Musze kupić jeszcze tylko dwa podręczniki... I będzie git. Kasy powinno mi wystrczyć na wyjazd więc będzie super. Już nie mogę siew doczekać!

Szkoda mi tyko trochę tego kina... No, ale mówi się trudno, w końcu nic wielkiego się nie stało.

środa, 18 listopada 2009


buahaha... dlaczego ja tego wcześniej nie zauważyłam... Jak to powiedzieli w filmie - na świecie nie ma nic oryginalnego :)

A jak sie podoba to zobaczcie jeszcze to: http://fc01.deviantart.com/fs8/i/2005/311/a/b/Naruto___Fusion___HAAA_by_Anbu_Vegeta.jpg
Hahahaha... Takich rzeczy to świat nie widział... O Boże istne szaleństwo po prostu! Ale ciiiiii, to na razie tajemnica. Chociaż już dawno się czymś tak bardzo nie cieszyłam :0

Było bosko, chociaż trochę mi brakuje misiaka mojego...

poniedziałek, 16 listopada 2009

Na niebieskim pokoju nowa zabawa... Chętnych zapraszam do udziału, uchylam rąbka tajemnicy :)

sobota, 14 listopada 2009


Tak cytując pewną osobę... "Kobieto szukająca wyśnionego świata siadaj przy kompie i pisz,pisz i jeszcze raz pisz!!! Bo wychodzi ci to bosko!!!" Tak więc piszę... Piszę i czytam :) I znajduje mój wyśniony świat, wyśnione światy... I jestem wolna jak ptak :)

środa, 11 listopada 2009

No, myślę że grę dla zuchów można uznać za udaną :) I w dodatku udało się i mam cebulę!
Tylko nie wiem dlaczego ja się daje wkopywać w tyle rzeczy... pffff... Czytanie śpiewanie stanie... jejku jejku jak ja to przeżyję...

niedziela, 8 listopada 2009


Och nie! Ile czasu mi jeszcze pozostało, zanim zmienię się w idiotkę piszczącą na widok swojego idola? Bo najwidoczniej mózg mi sie lasuje i idola już posiadam... Piszczeniu na razie się opieram, choć czasami trudno wytrzymać, on jest taki kawaiiii! (No właśnie...)

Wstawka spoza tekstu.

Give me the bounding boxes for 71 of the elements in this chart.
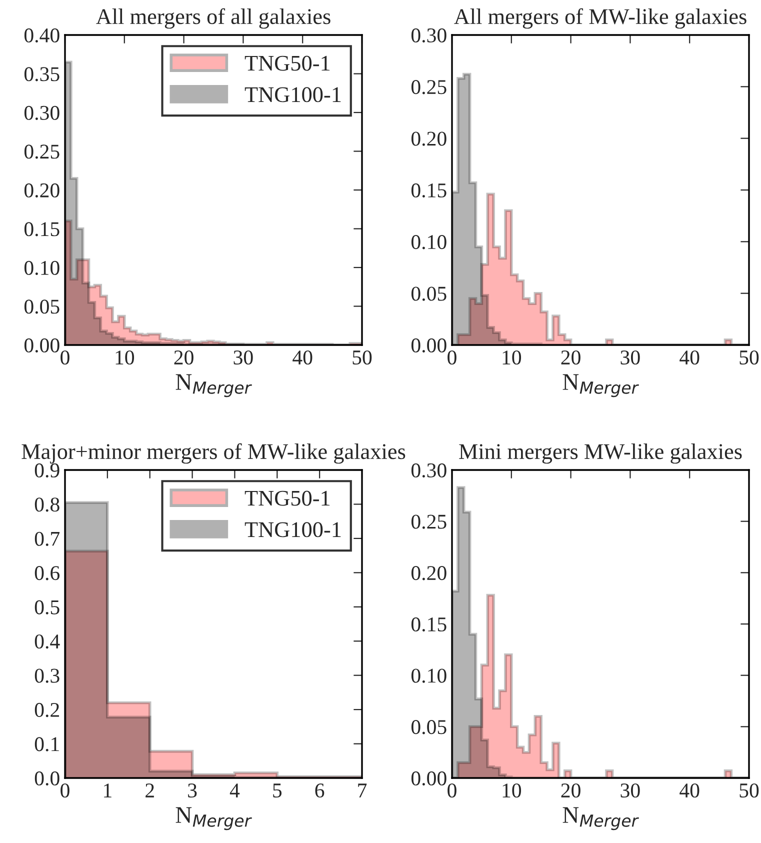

Nic nie umiem na jutro, ale co tam, jakoś przeżyję. Teraz oglądam i czytam i jest fajnie. byle do weekendu!

sobota, 7 listopada 2009


"Non mortem timemus, sed cogitationem mortis."
Nie śmierci się boimy, lecz myśli o śmierci.
Seneka młodszy

Było tak mało czasu, tak dużo zajęć i zabiegania. Nie zdążyłam jej dobrze poznać, choć była dla mnie wzorem i ideałem. Teraz już nigdy nie będę mieć okazji, pozostaje tylko żal do samej siebie. I ideały które pokazała. Bo pamięć nie umiera, wspomnienia są najważniejszym co pozostaje. A miłość bliskich ułatwia pogodzenie się ze śmiercią. Będzie mi jej brakować.

wtorek, 3 listopada 2009


Kyaaaaaaaaaaaa!... Ja ich uwielbiam po prostu ubóstwiam! Kocham kocham kocham!

Nowe motto już daje efekty - fantastycznie, power na maksa i jeszcze dopalacze. Istne szaleństwo.

Energicznie, energicznie wciąż do przodu, coraz szybciej... I będzie super! Bo faktycznie odwzajemnia, jest kochany. Taki misiek po prostu, trochę niezdarny, niezaradny, ale też złośliwa bestyjka czasem. Trzeba mieć na niego sposoba i jest najwspanialszy na świecie. A ja sposoba jak widać mam... Mrrrr...

Wiem, że zachowuje się jak wariatka i trochę szokuje tym ludzi... Ale już bardzo dawno nie byłam taka szczęśliwa. Po prostu. A Misiaka muszę przycisnąć do zajęć bo się zaniedbuje. A chce pomocy przy chemii...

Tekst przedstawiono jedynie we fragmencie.